1. Sore throat: Pain in the throat is the most common presentation. However, young babies may not present with the pain but may present with an inability to eat.
2. Dysphagia: That is difficult swallowing. This may either be due to pain or due to huge increase in the size of the tonsils due to frequent inflammation.
3. Fever: Acute infection of the tonsils may present with moderate to high rise in body temperature. In case of septic foci on the tonsils, there may be fever with chills.
4. Apnea: Sleep apnea, a disturbed sleep disorder may occur due to an obstruction to the air passage due to heavily enlarged tonsils or adenoids.
However, it is interesting to note that most children with sleep apnea do not recover of this disorder after the removal of the tonsils. (This is because, in many cases, there are associated causes for apnea, such as obesity, adenoids, small jaw, bony skull deformity (congenital), neuromuscular disorder, etc.)

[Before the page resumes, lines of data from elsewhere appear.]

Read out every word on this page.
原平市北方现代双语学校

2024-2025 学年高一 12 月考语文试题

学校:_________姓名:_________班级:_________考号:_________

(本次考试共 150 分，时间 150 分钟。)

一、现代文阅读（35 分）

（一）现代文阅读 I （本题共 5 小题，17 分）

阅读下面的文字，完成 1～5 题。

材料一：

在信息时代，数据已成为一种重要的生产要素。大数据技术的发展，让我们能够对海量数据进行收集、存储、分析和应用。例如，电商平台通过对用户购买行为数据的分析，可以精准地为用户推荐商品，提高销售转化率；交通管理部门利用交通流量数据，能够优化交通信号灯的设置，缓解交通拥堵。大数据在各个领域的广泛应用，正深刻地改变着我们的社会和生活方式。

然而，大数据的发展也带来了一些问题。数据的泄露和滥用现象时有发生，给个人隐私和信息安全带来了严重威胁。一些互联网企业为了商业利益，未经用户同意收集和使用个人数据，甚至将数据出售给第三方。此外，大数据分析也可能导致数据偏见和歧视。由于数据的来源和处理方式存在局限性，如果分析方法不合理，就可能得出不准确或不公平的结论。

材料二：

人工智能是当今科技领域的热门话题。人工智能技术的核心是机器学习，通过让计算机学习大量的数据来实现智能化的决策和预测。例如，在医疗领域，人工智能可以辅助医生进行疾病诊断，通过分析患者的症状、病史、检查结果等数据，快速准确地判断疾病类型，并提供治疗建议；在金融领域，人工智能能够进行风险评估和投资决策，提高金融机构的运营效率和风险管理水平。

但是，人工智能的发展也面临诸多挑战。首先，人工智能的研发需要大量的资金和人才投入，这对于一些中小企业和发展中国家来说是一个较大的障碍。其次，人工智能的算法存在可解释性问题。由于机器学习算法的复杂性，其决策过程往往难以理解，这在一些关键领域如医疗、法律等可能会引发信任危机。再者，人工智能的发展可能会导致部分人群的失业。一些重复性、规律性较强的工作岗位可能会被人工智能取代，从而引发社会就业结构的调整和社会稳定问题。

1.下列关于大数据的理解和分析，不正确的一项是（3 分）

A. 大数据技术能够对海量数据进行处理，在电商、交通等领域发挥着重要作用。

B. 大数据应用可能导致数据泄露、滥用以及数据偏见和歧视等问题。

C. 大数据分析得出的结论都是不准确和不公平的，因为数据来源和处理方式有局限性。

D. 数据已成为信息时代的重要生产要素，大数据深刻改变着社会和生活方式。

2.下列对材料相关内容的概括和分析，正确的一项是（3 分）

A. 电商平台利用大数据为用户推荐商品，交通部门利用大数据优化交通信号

5. Snoring: Due to obstructed air passage caused by the enlarged tonsils, snoring may be one of the symptoms in many children suffering from recurrent tonsillitis. Again, it may be noted here that snoring may be due to reasons other than the enlarged tonsils.
6. General symptoms: Tonsillitis may be associated with general fatigue, tired feeling, bodyache, loss of appetite, low energy level, headache, etc.
7. On examination: The attending doctor may have a look at the throat with a torch to find inflamed, red, congested tonsils. There may be visible septic foci (small pus pockets). Externally, one may palpate enlarged and mildly painful neck glands, indicating some more lymph glands in the neighborhood.
The complications of untreated, recurring Tonsillitis, when the tonsils fail to check the spread of the infection, include spread of the infection to the heart (Rheumatic Fever), kidneys (Glomerulonephritis), and lower respiratory tract (bronchitis). However, it may be noted that the said complications are relatively uncommon.